Les clients sont satisfaits
Lancée sur le marché en 2015, la machine de Bruno Villiger a rencontré un succès immédiat. Une dizaine d’exploitations maraîchères se sont déjà équipées, à l’instar de la société Proveg, à Chiètres (FR). «Voilà vingt ans que nous cherchions une solution à cette problématique», confie le responsable de cultures de Proveg, Martin Tschannen. L’entreprise seelandaise, qui commercialise 3 millions de têtes de salade chaque année, n’a donc pas hésité bien longtemps avant d’ouvrir son porte-monnaie et de dépenser les 220 000 francs nécessaires à l’acquisition de l’essoreuse.

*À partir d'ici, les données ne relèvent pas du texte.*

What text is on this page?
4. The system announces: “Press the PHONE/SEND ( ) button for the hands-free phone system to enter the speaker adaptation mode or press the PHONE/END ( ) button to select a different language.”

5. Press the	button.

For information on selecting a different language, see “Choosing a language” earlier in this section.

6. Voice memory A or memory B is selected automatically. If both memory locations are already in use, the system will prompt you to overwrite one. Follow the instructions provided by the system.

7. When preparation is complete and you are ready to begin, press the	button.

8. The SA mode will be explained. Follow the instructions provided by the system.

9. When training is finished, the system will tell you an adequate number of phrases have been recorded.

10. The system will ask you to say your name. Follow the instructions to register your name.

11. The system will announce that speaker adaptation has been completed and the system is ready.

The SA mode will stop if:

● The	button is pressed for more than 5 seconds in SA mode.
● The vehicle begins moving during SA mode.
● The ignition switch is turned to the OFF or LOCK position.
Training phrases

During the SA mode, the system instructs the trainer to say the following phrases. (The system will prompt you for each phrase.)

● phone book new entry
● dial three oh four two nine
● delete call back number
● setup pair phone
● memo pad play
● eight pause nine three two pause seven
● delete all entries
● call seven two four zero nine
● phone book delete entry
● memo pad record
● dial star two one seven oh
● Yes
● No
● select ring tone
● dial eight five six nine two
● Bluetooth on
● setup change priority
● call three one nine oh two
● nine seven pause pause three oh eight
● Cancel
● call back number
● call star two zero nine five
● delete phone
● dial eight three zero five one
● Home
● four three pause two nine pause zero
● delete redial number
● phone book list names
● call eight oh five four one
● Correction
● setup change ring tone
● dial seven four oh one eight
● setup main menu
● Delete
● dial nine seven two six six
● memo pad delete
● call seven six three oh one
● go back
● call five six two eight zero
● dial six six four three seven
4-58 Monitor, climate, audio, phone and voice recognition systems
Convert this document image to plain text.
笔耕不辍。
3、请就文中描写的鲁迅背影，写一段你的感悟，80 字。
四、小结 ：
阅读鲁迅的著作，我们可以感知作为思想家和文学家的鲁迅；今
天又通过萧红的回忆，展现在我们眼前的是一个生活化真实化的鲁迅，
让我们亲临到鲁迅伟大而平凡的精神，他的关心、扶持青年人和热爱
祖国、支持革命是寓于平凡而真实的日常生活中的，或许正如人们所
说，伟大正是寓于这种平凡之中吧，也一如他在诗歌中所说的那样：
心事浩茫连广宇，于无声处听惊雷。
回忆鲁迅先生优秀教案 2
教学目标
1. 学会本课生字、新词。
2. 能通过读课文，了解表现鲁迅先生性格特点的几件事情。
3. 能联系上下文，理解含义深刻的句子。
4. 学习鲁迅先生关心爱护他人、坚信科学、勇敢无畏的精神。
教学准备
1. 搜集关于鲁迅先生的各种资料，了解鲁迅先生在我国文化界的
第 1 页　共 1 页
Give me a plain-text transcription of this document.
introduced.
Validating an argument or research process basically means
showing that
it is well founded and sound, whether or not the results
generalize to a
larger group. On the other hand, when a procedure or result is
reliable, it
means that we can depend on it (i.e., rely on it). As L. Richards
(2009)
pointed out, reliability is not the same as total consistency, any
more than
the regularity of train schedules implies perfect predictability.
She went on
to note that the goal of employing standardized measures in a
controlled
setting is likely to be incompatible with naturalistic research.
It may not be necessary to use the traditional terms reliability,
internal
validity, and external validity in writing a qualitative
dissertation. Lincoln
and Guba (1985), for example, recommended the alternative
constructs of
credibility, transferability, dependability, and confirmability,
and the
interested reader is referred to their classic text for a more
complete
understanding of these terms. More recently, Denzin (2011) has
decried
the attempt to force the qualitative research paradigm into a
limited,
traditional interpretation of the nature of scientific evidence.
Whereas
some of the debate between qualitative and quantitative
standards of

«Les retours de nos clients sont excellents, assure Martin Tschannen. Les produits semblent mieux se tenir, et plus longtemps. Et nous avons moins de soucis avec les services sanitaires qui nous reprochaient que nos sachets de rampon emballé contenaient trop d’eau!» Autre avantage, les caisses sont parfaitement propres à la livraison, ce qui constitue un plus évident en matière d’hygiène. Face à des distributeurs toujours plus regardants sur la qualité des produits, la machine infernale de Bruno Villiger pourrait vite devenir un incontournable.
Bon à savoir
Les avantages techniques de la centrifugeuse
La durée du processus de lavage-essorage des caisses est d’environ une minute. «La machine nécessite la présence d’une à deux personnes, pour une étape qui en demandait auparavant six ou sept.» Environ 600 caisses de salades ou de légumes peuvent désormais être lavées en une heure. S’il a imaginé et réalisé la machine dans son atelier de Niederrohrdorf (AG), Bruno Villiger a fait appel à Siemens pour la mise en œuvre des systèmes électriques et électroniques. «Toute la conception repose sur la force pneumatique, précise l’agriculteur. On ne peut pas se permettre d’utiliser un système hydraulique avec des produits alimentaires.» Bruno Villiger a également imaginé récupérer l’énergie dégagée par le carrousel lors du freinage: «Le courant électrique produit est ensuite réinjecté dans la machine.» Quant à la terre nettoyée, elle est récupérée dans un bac de rétention une fois l’eau totalement évaporée.
Agroprix
Le Prix de l’ASMA récompense chaque année un projet innovant en matière de technique agricole. En 2016, sur la soixantaine de dossiers déposés pour l’Agroprix, treize l’ont été dans la catégorie «Innovation technique agricole», soit 20% d’entre eux. «Depuis quatorze ans que le prix de l’ASMA existe, la proportion de projets techniques augmente d’année en année, se réjouit Bendicht Hauswirth, qui observe que de plus en plus de paysans effectuent une double formation en mécanique agricole et sont donc à même d’améliorer bien des choses sur leurs machines et leurs outils. Les critères de créativité, de potentiel économique, de sécurité sont évalués par un jury d’experts.